NPB Changes the Conversation of Peanuts in Schools with Summer School Summit

influential school nutrition leaders at the Summer School SummitOct 30, 2023

By Lauren Highfill Williams

School nutrition leaders face many challenges these days. New proposed regulations restrict sugar for the first time and place further limits on sodium in school meals. Districts continue to deal with supply chain challenges, staffing and retention issues and student meal debt. Understandably, district leaders are looking for easy solutions to matters like food allergies. While banning peanut foods initially seems like the best solution to some, more districts are realizing the benefits of including peanuts on the menu and choosing management instead of bans.

In June, the National Peanut Board (NPB) brought 25 influential school nutrition leaders together to host the first Summer School Nutrition Summit at the Culinary Institute of America (CIA) campus in San Antonio, Texas. The dynamic event explored the theme of the future of school nutrition through exciting trends, like plant-based eating and global flavors, chef demos of peanut-packed school recipes, actionable advice, and education sessions. Texas peanut farmer Lexi Floyd kicked off the summit by sharing her family farming story, discussing how peanuts are grown and the challenges and opportunities for the future of farming.

During the summit, attendees also learned strategies and success stories for managing peanut allergies in schools, including the resources at PeanutsinSchools.org and the free Peanut Power Toolkit. The event culminated with the opportunity to cook in the CIA kitchens with a market basket challenge where attendees put their learnings into action with recipes like the rockin’ rice bowl with peanut butter sauce & chickpeas and crunchy peanut butter apple nachos.

Attendees represented large and award-winning districts, which collectively serve hundreds of thousands of students across the country, including Colorado, Florida, Georgia, Idaho, Oklahoma, Texas and Virginia.

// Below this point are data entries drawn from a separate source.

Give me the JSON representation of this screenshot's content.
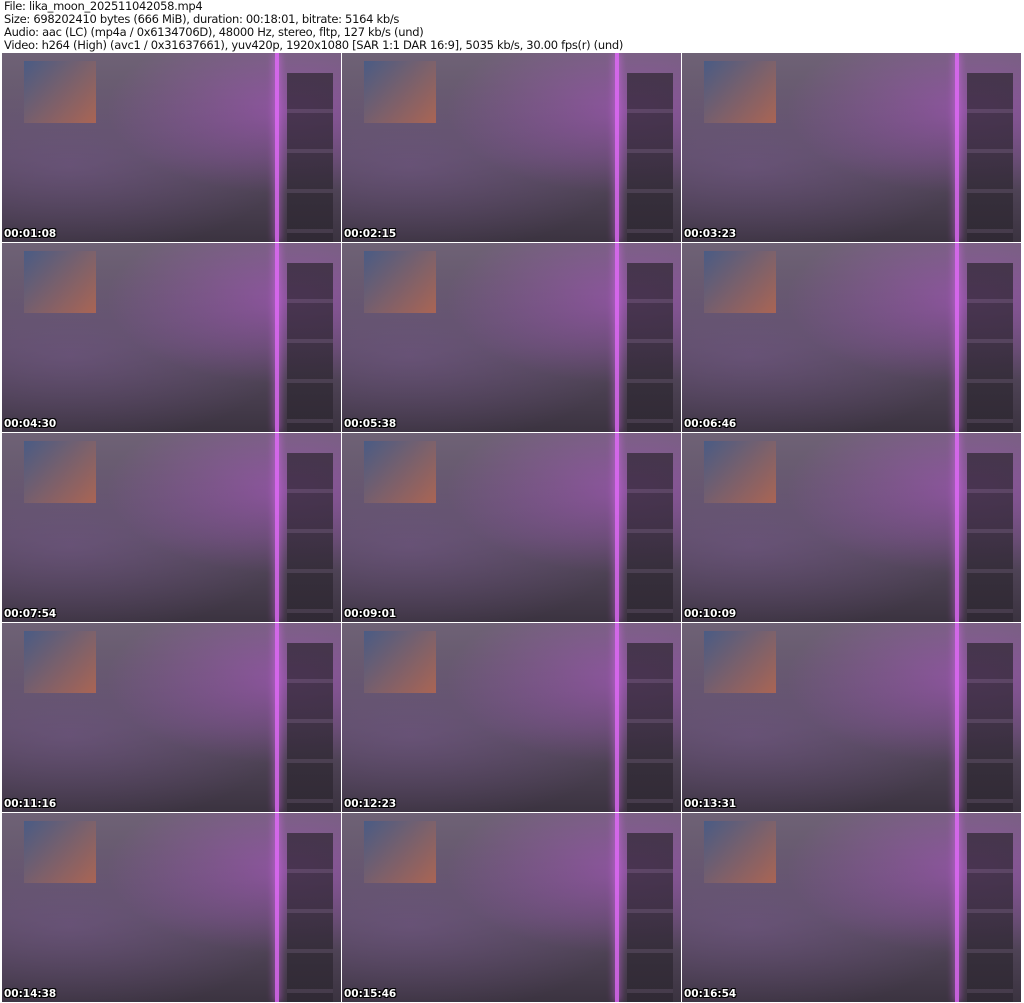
{
  "header": {
    "file": "File: lika_moon_202511042058.mp4",
    "size": "Size: 698202410 bytes (666 MiB), duration: 00:18:01, bitrate: 5164 kb/s",
    "audio": "Audio: aac (LC) (mp4a / 0x6134706D), 48000 Hz, stereo, fltp, 127 kb/s (und)",
    "video": "Video: h264 (High) (avc1 / 0x31637661), yuv420p, 1920x1080 [SAR 1:1 DAR 16:9], 5035 kb/s, 30.00 fps(r) (und)"
  },
  "thumbnails": [
    {
      "timestamp": "00:01:08"
    },
    {
      "timestamp": "00:02:15"
    },
    {
      "timestamp": "00:03:23"
    },
    {
      "timestamp": "00:04:30"
    },
    {
      "timestamp": "00:05:38"
    },
    {
      "timestamp": "00:06:46"
    },
    {
      "timestamp": "00:07:54"
    },
    {
      "timestamp": "00:09:01"
    },
    {
      "timestamp": "00:10:09"
    },
    {
      "timestamp": "00:11:16"
    },
    {
      "timestamp": "00:12:23"
    },
    {
      "timestamp": "00:13:31"
    },
    {
      "timestamp": "00:14:38"
    },
    {
      "timestamp": "00:15:46"
    },
    {
      "timestamp": "00:16:54"
    }
  ]
}
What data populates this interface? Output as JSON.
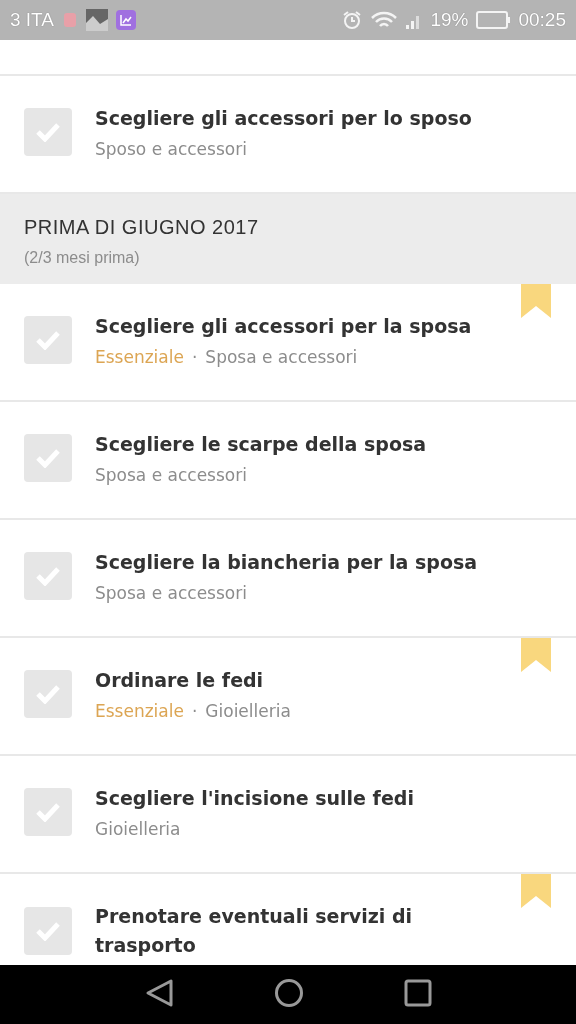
{
  "status_bar": {
    "carrier": "3 ITA",
    "battery": "19%",
    "time": "00:25"
  },
  "groups": [
    {
      "kind": "items",
      "tasks": [
        {
          "title": "Scegliere gli accessori per lo sposo",
          "category": "Sposo e accessori",
          "checked": false,
          "bookmarked": false
        }
      ]
    },
    {
      "kind": "header",
      "title": "PRIMA DI GIUGNO 2017",
      "subtitle": "(2/3 mesi prima)"
    },
    {
      "kind": "items",
      "tasks": [
        {
          "title": "Scegliere gli accessori per la sposa",
          "tag": "Essenziale",
          "separator": "·",
          "category": "Sposa e accessori",
          "checked": false,
          "bookmarked": true
        },
        {
          "title": "Scegliere le scarpe della sposa",
          "category": "Sposa e accessori",
          "checked": false,
          "bookmarked": false
        },
        {
          "title": "Scegliere la biancheria per la sposa",
          "category": "Sposa e accessori",
          "checked": false,
          "bookmarked": false
        },
        {
          "title": "Ordinare le fedi",
          "tag": "Essenziale",
          "separator": "·",
          "category": "Gioielleria",
          "checked": false,
          "bookmarked": true
        },
        {
          "title": "Scegliere l'incisione sulle fedi",
          "category": "Gioielleria",
          "checked": false,
          "bookmarked": false
        },
        {
          "title": "Prenotare eventuali servizi di trasporto",
          "checked": false,
          "bookmarked": true
        }
      ]
    }
  ]
}
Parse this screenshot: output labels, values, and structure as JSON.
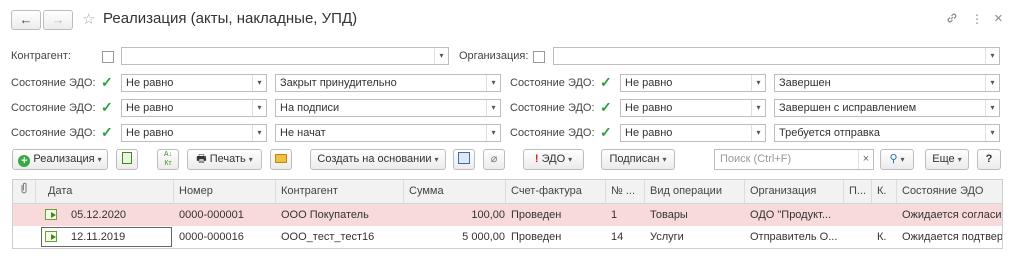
{
  "window": {
    "title": "Реализация (акты, накладные, УПД)",
    "back": "←",
    "forward": "→",
    "star": "☆",
    "link_icon": "🔗",
    "menu_icon": "⋮",
    "close_icon": "×"
  },
  "filters": {
    "counterparty_label": "Контрагент:",
    "counterparty_value": "",
    "org_label": "Организация:",
    "org_value": "",
    "edo_label": "Состояние ЭДО:",
    "rows": [
      {
        "cond_left": "Не равно",
        "val_left": "Закрыт принудительно",
        "cond_right": "Не равно",
        "val_right": "Завершен"
      },
      {
        "cond_left": "Не равно",
        "val_left": "На подписи",
        "cond_right": "Не равно",
        "val_right": "Завершен с исправлением"
      },
      {
        "cond_left": "Не равно",
        "val_left": "Не начат",
        "cond_right": "Не равно",
        "val_right": "Требуется отправка"
      }
    ]
  },
  "toolbar": {
    "realization": "Реализация",
    "print": "Печать",
    "create_based": "Создать на основании",
    "edo": "ЭДО",
    "signed": "Подписан",
    "search_placeholder": "Поиск (Ctrl+F)",
    "search_clear": "×",
    "more": "Еще",
    "help": "?"
  },
  "table": {
    "columns": [
      "Дата",
      "Номер",
      "Контрагент",
      "Сумма",
      "Счет-фактура",
      "№ ...",
      "Вид операции",
      "Организация",
      "П...",
      "К.",
      "Состояние ЭДО"
    ],
    "rows": [
      {
        "date": "05.12.2020",
        "number": "0000-000001",
        "counterparty": "ООО Покупатель",
        "sum": "100,00",
        "invoice": "Проведен",
        "num": "1",
        "operation": "Товары",
        "org": "ОДО \"Продукт...",
        "p": "",
        "k": "",
        "edo_state": "Ожидается согласие"
      },
      {
        "date": "12.11.2019",
        "number": "0000-000016",
        "counterparty": "ООО_тест_тест16",
        "sum": "5 000,00",
        "invoice": "Проведен",
        "num": "14",
        "operation": "Услуги",
        "org": "Отправитель О...",
        "p": "",
        "k": "К.",
        "edo_state": "Ожидается подтверж"
      }
    ]
  },
  "colors": {
    "row_highlight": "#f9dada",
    "check_green": "#2e9e3c",
    "doc_green": "#3f8a1d"
  }
}
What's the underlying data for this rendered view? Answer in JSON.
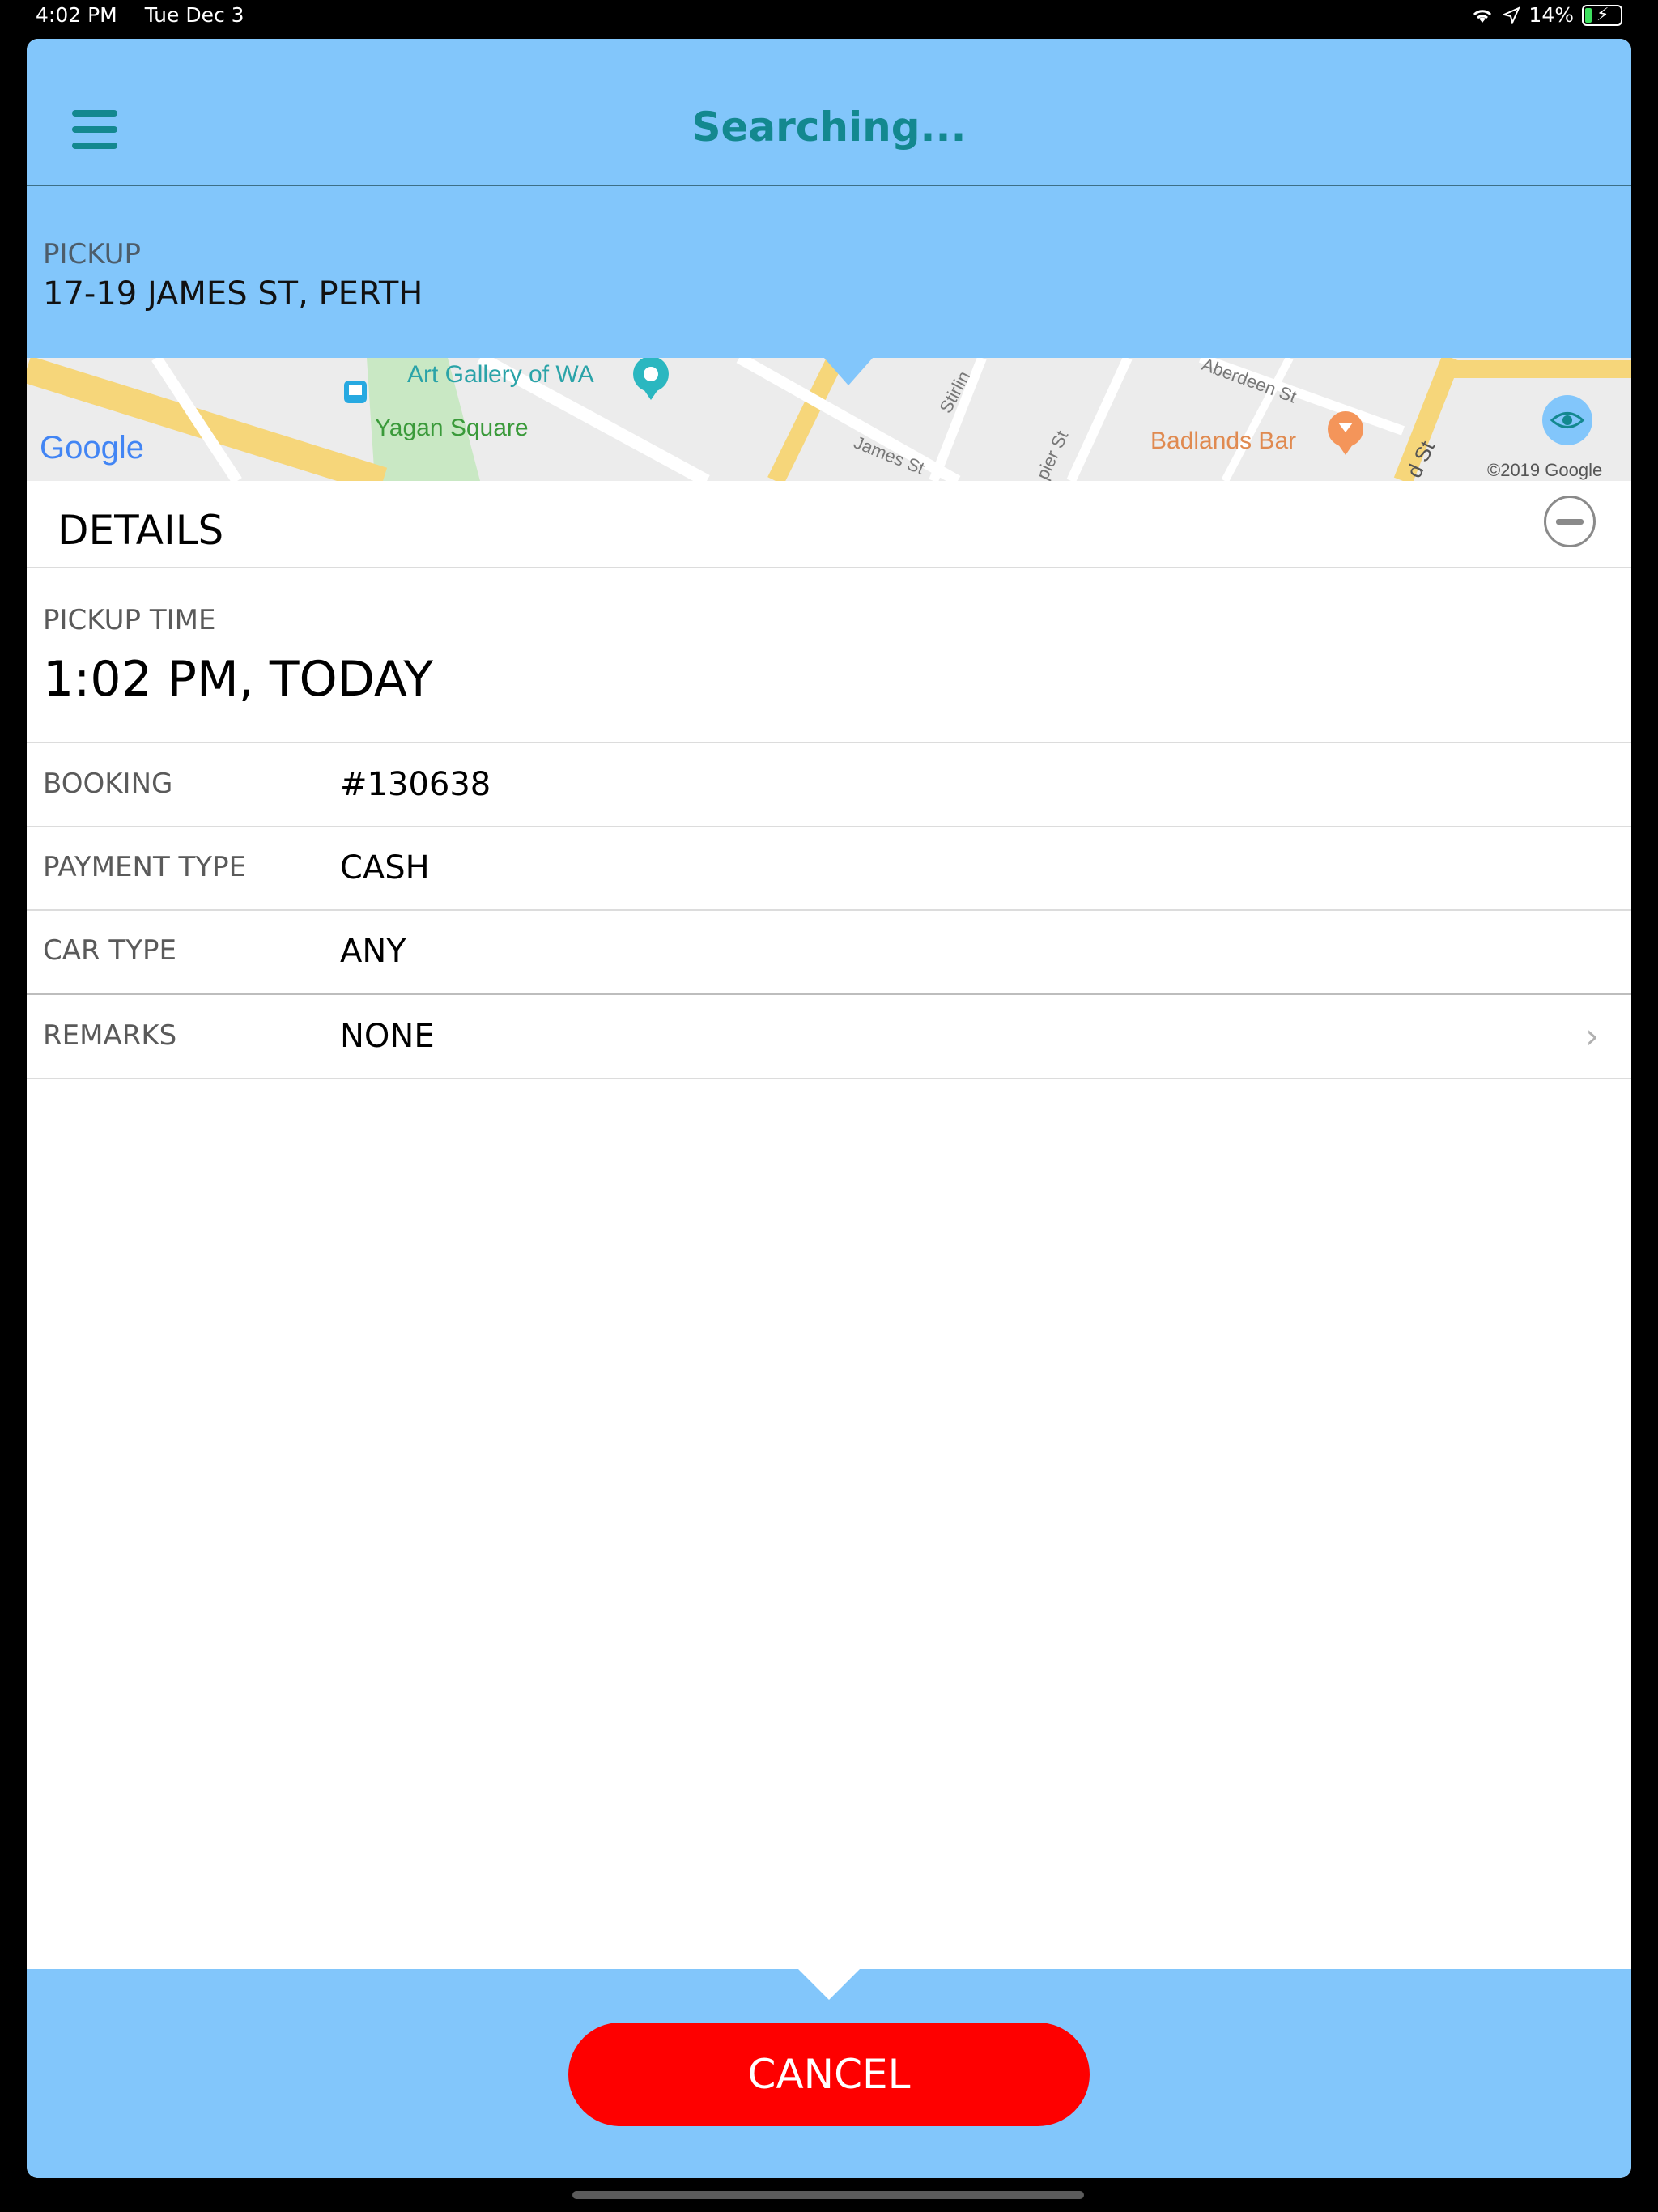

Also in attendance were brands, brokers and commercial operators, including Smucker’s and Chartwells K12.

Two of the attendees were Jocelyn Karbo, RD, who is a National School Lunch Program Content Specialist, and Amy Carroll, RD, who is a coordinator for the School District of Lee County.

“The event has been the only opportunity for true connections, fruitful discussions and innovative sharing with like-minded people from across the country,” Karbo said. “It has sparked so many questions and inspirations for me in my current role … and has encouraged me to ask hard questions.”
“They had some amazing recipes using peanut butter …” Carroll said. “Now that we’ve had peanut butter back for a year and a half, and everyone sees that it’s manageable, maybe now I can like start to expand and use peanut butter and some other recipes.”

The gathering was an amazing way to connect with leaders in school nutrition about some of the most important topics and challenges they face and to get ideas and solutions from other movers and shakers.

“Peanuts are such an incredible asset for school nutrition programs because they’re affordable, accessible, versatile and they taste great,” said NPB’s Sherry Coleman Collins, MS, RDN, LD. “This summit inspired and directly empowered school nutrition leaders with the resources they need to serve peanut products while keeping students with peanut allergies safe.”